Я попытался сказать, что прощаю ее в счет будущих подвигов, но получилось лишь невнятное бормотание. После короткого молчания Катя переспросила:
– Максим, это ты?
На этот вопрос я почти легко ответил:
– Иа!
– Что с тобой? – забеспокоилась она.
Собрав всю силу воли, я сумел довольно внятно сообщить:
– Фатальное ранение лица.
– Ты упал? Подрался?! Я сейчас приеду!
– Ага! – почти без «акцента» согласился я.
До приезда Кати я успел позвонить на работу. Начальство предсказуемо осталось недовольно, но дало три дня отгула по поводу выдуманного мной на ходу гриппа. Челюсть весьма способствовала убедительности вранья. А вот диван я застелить не догадался, что позже оказалось очень кстати.
Катя ворвалась в квартиру, окутанная запахом новых «GianMarco Venturi» и отягощенная пакетом с фруктами. Попыталась броситься мне на шею, но, увидев расцветку моего лица, округлила глаза и длинно выдохнула:
– Дрался…
– Да! – гордо подтвердил я. – За женщину!

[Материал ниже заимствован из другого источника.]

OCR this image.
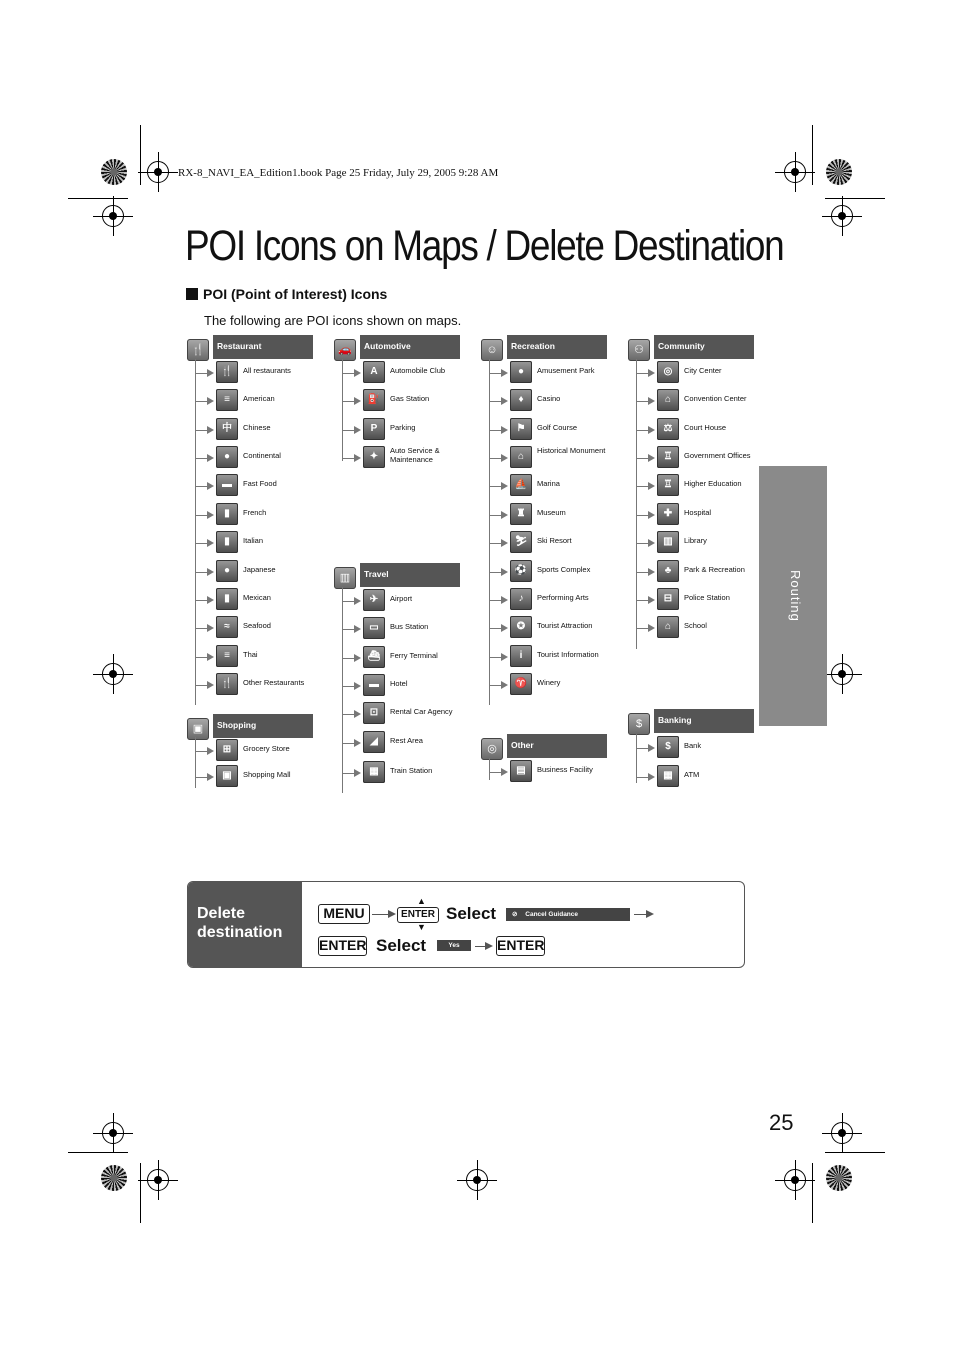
RX-8_NAVI_EA_Edition1.book Page 25 Friday, July 29, 2005 9:28 AM
POI Icons on Maps / Delete Destination
POI (Point of Interest) Icons
The following are POI icons shown on maps.
Routing
🍴	Restaurant
🍴	All restaurants
≡	American
中	Chinese
●	Continental
▬	Fast Food
▮	French
▮	Italian
●	Japanese
▮	Mexican
≈	Seafood
≡	Thai
🍴	Other Restaurants
▣	Shopping
⊞	Grocery Store
▣	Shopping Mall
🚗	Automotive
A	Automobile Club
⛽	Gas Station
P	Parking
✦
Auto Service & Maintenance
▥	Travel
✈	Airport
▭	Bus Station
⛴	Ferry Terminal
▬	Hotel
⊡	Rental Car Agency
◢	Rest Area
▦	Train Station
☺	Recreation
●	Amusement Park
♦	Casino
⚑	Golf Course
⌂
Historical Monument
⛵	Marina
♜	Museum
⛷	Ski Resort
⚽	Sports Complex
♪	Performing Arts
✪	Tourist Attraction
i	Tourist Information
♈	Winery
◎	Other
▤	Business Facility
⚇	Community
◎	City Center
⌂	Convention Center
⚖	Court House
♖	Government Offices
♖	Higher Education
✚	Hospital
▥	Library
♣	Park & Recreation
⊟	Police Station
⌂	School
$	Banking
$	Bank
▦	ATM
Delete
destination
MENU	ENTER
▲
▼
Select	⊘ Cancel Guidance
ENTER Select	Yes	ENTER
25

– За женщину? – нахмурилась Катя. – Она красивая?
– Не знаю… не разглядел…
– И ее рыцарь набил тебе рожу, – констатировала Катя.
– Их было много. И они выглядят не лучше!
Я попытался взмахнуть рукой, чтобы показать, как крушил врагов, но скривился от боли.
– Ребра переломаны! – выставила диагноз Катя и скомандовала: – Немедленно в постель!
Уложив меня и поцеловав в здоровую щеку, Катя принялась выгружать на компьютерный стол бананы, апельсины и яблоки.
– Эти витамины ты должен съесть сегодня!
Я представил себе, как жую яблоко, и застонал.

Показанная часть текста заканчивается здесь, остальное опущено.